Erosion and redeposition patterns on divertor tiles after exposure in the first operational phase of WEST

Erosion and deposition patterns were obtained by ion beam analyses (Rutherford backscattering (RBS) and nuclear reaction analysis (NRA)) and scanning electron microscopy (SEM assisted by FIB cutting and EDX) on entire W-coated graphite divertor tiles exposed during the 1st operational phase of WEST (2017–2021) covering the campaigns C1 to C5.The thicknesses of layers in regions with thick and thin deposition show a progression with plasma exposure duration in a non-linear manner. Very thick deposits exceeding 50 µm after C5 are observed on the high field side of the divertor after 7.3 h of plasma operation. These deposits peel off on sub-millimetre length scales, most probably triggered by arcing.

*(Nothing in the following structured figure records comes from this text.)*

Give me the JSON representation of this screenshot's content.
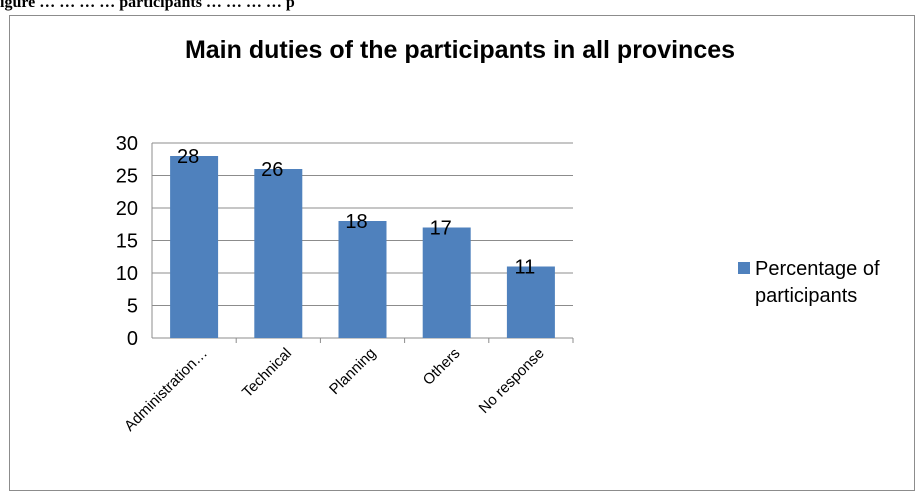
{
  "figure_caption": "igure … … … … participants … … … … p",
  "chart_data": {
    "type": "bar",
    "title": "Main duties of the participants in all provinces",
    "categories": [
      "Administration…",
      "Technical",
      "Planning",
      "Others",
      "No response"
    ],
    "series": [
      {
        "name": "Percentage of participants",
        "values": [
          28,
          26,
          18,
          17,
          11
        ],
        "color": "#4f81bd"
      }
    ],
    "data_labels": [
      "28",
      "26",
      "18",
      "17",
      "11"
    ],
    "y_ticks": [
      0,
      5,
      10,
      15,
      20,
      25,
      30
    ],
    "ylim": [
      0,
      30
    ],
    "grid": true,
    "legend_position": "right"
  }
}
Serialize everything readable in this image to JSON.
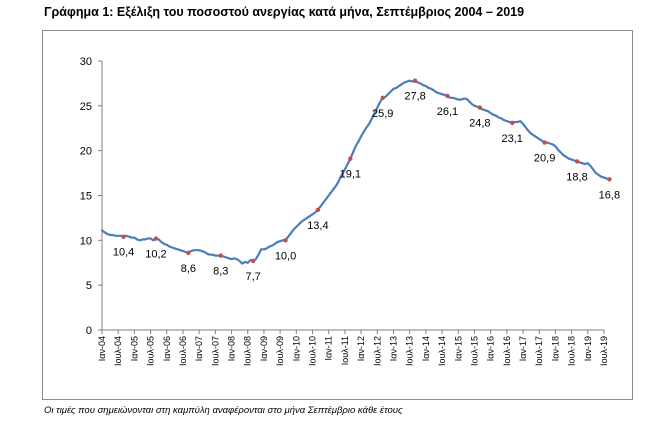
{
  "title": "Γράφημα 1: Εξέλιξη του ποσοστού ανεργίας κατά μήνα, Σεπτέμβριος 2004 – 2019",
  "footnote": "Οι τιμές που σημειώνονται στη καμπύλη αναφέρονται στο μήνα Σεπτέμβριο κάθε έτους",
  "colors": {
    "line": "#4a7ebb",
    "marker": "#c0504d",
    "axis": "#808080",
    "grid": "#d9d9d9"
  },
  "chart_data": {
    "type": "line",
    "title": "",
    "xlabel": "",
    "ylabel": "",
    "ylim": [
      0,
      30
    ],
    "yticks": [
      0,
      5,
      10,
      15,
      20,
      25,
      30
    ],
    "grid": false,
    "legend": "none",
    "x_tick_labels": [
      "Ιαν-04",
      "Ιουλ-04",
      "Ιαν-05",
      "Ιουλ-05",
      "Ιαν-06",
      "Ιουλ-06",
      "Ιαν-07",
      "Ιουλ-07",
      "Ιαν-08",
      "Ιουλ-08",
      "Ιαν-09",
      "Ιουλ-09",
      "Ιαν-10",
      "Ιουλ-10",
      "Ιαν-11",
      "Ιουλ-11",
      "Ιαν-12",
      "Ιουλ-12",
      "Ιαν-13",
      "Ιουλ-13",
      "Ιαν-14",
      "Ιουλ-14",
      "Ιαν-15",
      "Ιουλ-15",
      "Ιαν-16",
      "Ιουλ-16",
      "Ιαν-17",
      "Ιουλ-17",
      "Ιαν-18",
      "Ιουλ-18",
      "Ιαν-19",
      "Ιουλ-19"
    ],
    "series": [
      {
        "x_start": "2004-01",
        "values": [
          11.1,
          10.9,
          10.7,
          10.6,
          10.6,
          10.5,
          10.5,
          10.5,
          10.4,
          10.5,
          10.4,
          10.3,
          10.3,
          10.1,
          10.0,
          10.1,
          10.1,
          10.2,
          10.2,
          10.0,
          10.2,
          10.1,
          9.8,
          9.6,
          9.5,
          9.3,
          9.2,
          9.1,
          9.0,
          8.9,
          8.8,
          8.7,
          8.6,
          8.8,
          8.9,
          8.9,
          8.9,
          8.8,
          8.7,
          8.5,
          8.4,
          8.4,
          8.3,
          8.3,
          8.3,
          8.2,
          8.1,
          8.0,
          7.9,
          8.0,
          7.9,
          7.7,
          7.4,
          7.6,
          7.5,
          7.8,
          7.7,
          7.9,
          8.4,
          9.0,
          9.0,
          9.1,
          9.3,
          9.4,
          9.6,
          9.8,
          9.9,
          10.0,
          10.0,
          10.4,
          10.8,
          11.2,
          11.5,
          11.8,
          12.1,
          12.3,
          12.5,
          12.7,
          12.9,
          13.1,
          13.4,
          13.8,
          14.2,
          14.6,
          15.0,
          15.4,
          15.8,
          16.2,
          16.8,
          17.4,
          17.9,
          18.5,
          19.1,
          19.8,
          20.5,
          21.0,
          21.6,
          22.1,
          22.6,
          23.0,
          23.6,
          24.2,
          24.8,
          25.4,
          25.9,
          26.0,
          26.3,
          26.6,
          26.9,
          27.0,
          27.2,
          27.4,
          27.6,
          27.7,
          27.8,
          27.7,
          27.8,
          27.6,
          27.5,
          27.3,
          27.2,
          27.0,
          26.9,
          26.7,
          26.5,
          26.4,
          26.3,
          26.2,
          26.1,
          25.9,
          25.9,
          25.8,
          25.7,
          25.7,
          25.8,
          25.8,
          25.5,
          25.2,
          25.0,
          24.9,
          24.8,
          24.6,
          24.5,
          24.4,
          24.2,
          24.0,
          23.9,
          23.7,
          23.6,
          23.4,
          23.3,
          23.2,
          23.1,
          23.2,
          23.2,
          23.3,
          23.0,
          22.6,
          22.2,
          21.9,
          21.7,
          21.5,
          21.3,
          21.1,
          20.9,
          20.9,
          20.8,
          20.7,
          20.5,
          20.1,
          19.8,
          19.5,
          19.3,
          19.1,
          19.0,
          18.9,
          18.8,
          18.7,
          18.6,
          18.5,
          18.6,
          18.3,
          17.9,
          17.5,
          17.3,
          17.1,
          17.0,
          16.9,
          16.8
        ]
      }
    ],
    "markers": [
      {
        "date": "2004-09",
        "value": 10.4,
        "label": "10,4"
      },
      {
        "date": "2005-09",
        "value": 10.2,
        "label": "10,2"
      },
      {
        "date": "2006-09",
        "value": 8.6,
        "label": "8,6"
      },
      {
        "date": "2007-09",
        "value": 8.3,
        "label": "8,3"
      },
      {
        "date": "2008-09",
        "value": 7.7,
        "label": "7,7"
      },
      {
        "date": "2009-09",
        "value": 10.0,
        "label": "10,0"
      },
      {
        "date": "2010-09",
        "value": 13.4,
        "label": "13,4"
      },
      {
        "date": "2011-09",
        "value": 19.1,
        "label": "19,1"
      },
      {
        "date": "2012-09",
        "value": 25.9,
        "label": "25,9"
      },
      {
        "date": "2013-09",
        "value": 27.8,
        "label": "27,8"
      },
      {
        "date": "2014-09",
        "value": 26.1,
        "label": "26,1"
      },
      {
        "date": "2015-09",
        "value": 24.8,
        "label": "24,8"
      },
      {
        "date": "2016-09",
        "value": 23.1,
        "label": "23,1"
      },
      {
        "date": "2017-09",
        "value": 20.9,
        "label": "20,9"
      },
      {
        "date": "2018-09",
        "value": 18.8,
        "label": "18,8"
      },
      {
        "date": "2019-09",
        "value": 16.8,
        "label": "16,8"
      }
    ]
  }
}
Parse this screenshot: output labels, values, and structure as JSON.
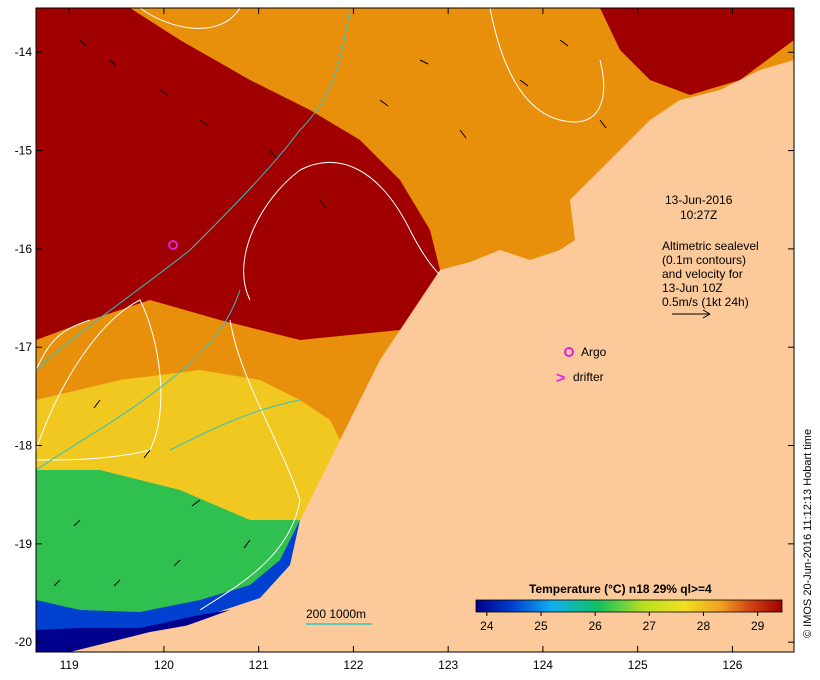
{
  "map": {
    "x_ticks": [
      "119",
      "120",
      "121",
      "122",
      "123",
      "124",
      "125",
      "126"
    ],
    "y_ticks": [
      "-14",
      "-15",
      "-16",
      "-17",
      "-18",
      "-19",
      "-20"
    ],
    "x_range": [
      118.65,
      126.65
    ],
    "y_range": [
      -20.1,
      -13.55
    ]
  },
  "annotations": {
    "date": "13-Jun-2016",
    "time": "10:27Z",
    "legend_lines": [
      "Altimetric sealevel",
      "(0.1m contours)",
      "and velocity for",
      "13-Jun 10Z",
      "0.5m/s (1kt 24h)"
    ],
    "argo_label": "Argo",
    "drifter_label": "drifter",
    "drifter_symbol": ">",
    "bathy_label": "200  1000m"
  },
  "colorbar": {
    "title": "Temperature (°C) n18 29% ql>=4",
    "labels": [
      "24",
      "25",
      "26",
      "27",
      "28",
      "29"
    ],
    "min": 23.8,
    "max": 29.45
  },
  "credit": "© IMOS 20-Jun-2016 11:12:13 Hobart time",
  "colors": {
    "land": "#fbc99a",
    "argo": "#e020e0",
    "bathy": "#2ec4c4",
    "contour": "#ffffff",
    "hot": "#a00000"
  }
}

The areal fraction altered by delamination exceeds 20%. The stratified layers are composed of a mixture of boron, carbon, oxygen and tungsten with minor additions of nitrogen, copper, iron (together with nickel) and silver. The deuterium concentration in the thick deposits is at most several atomic percent.The tungsten net erosion at the inner and outer strike point areas exceeded already after the C3 campaign the 1–2 µm thickness of the W layer above the marker layer on the special plasma-facing units installed before phase 1 in 2016. The two-dimensional (poloidal and toroidal) net erosion patterns of 5 pairs of inner and outer W-coated standard graphite tiles were analysed to determine the effect of the magnetic ripple on the erosion. These data allow assessing the total net erosion volume around the torus for the complete phase 1 of WEST, resulting in an erosion volume of 1.4 and 1.1 cm3 for the inner and outer strike point areas, respectively. The maximal net erosion is found at the ripple maximum at the inner strike point area (8 µm erosion averaged over several mm2, while erosion reaches microscopically up to 15 µm due to the microscopically inhomogeneous erosion pattern).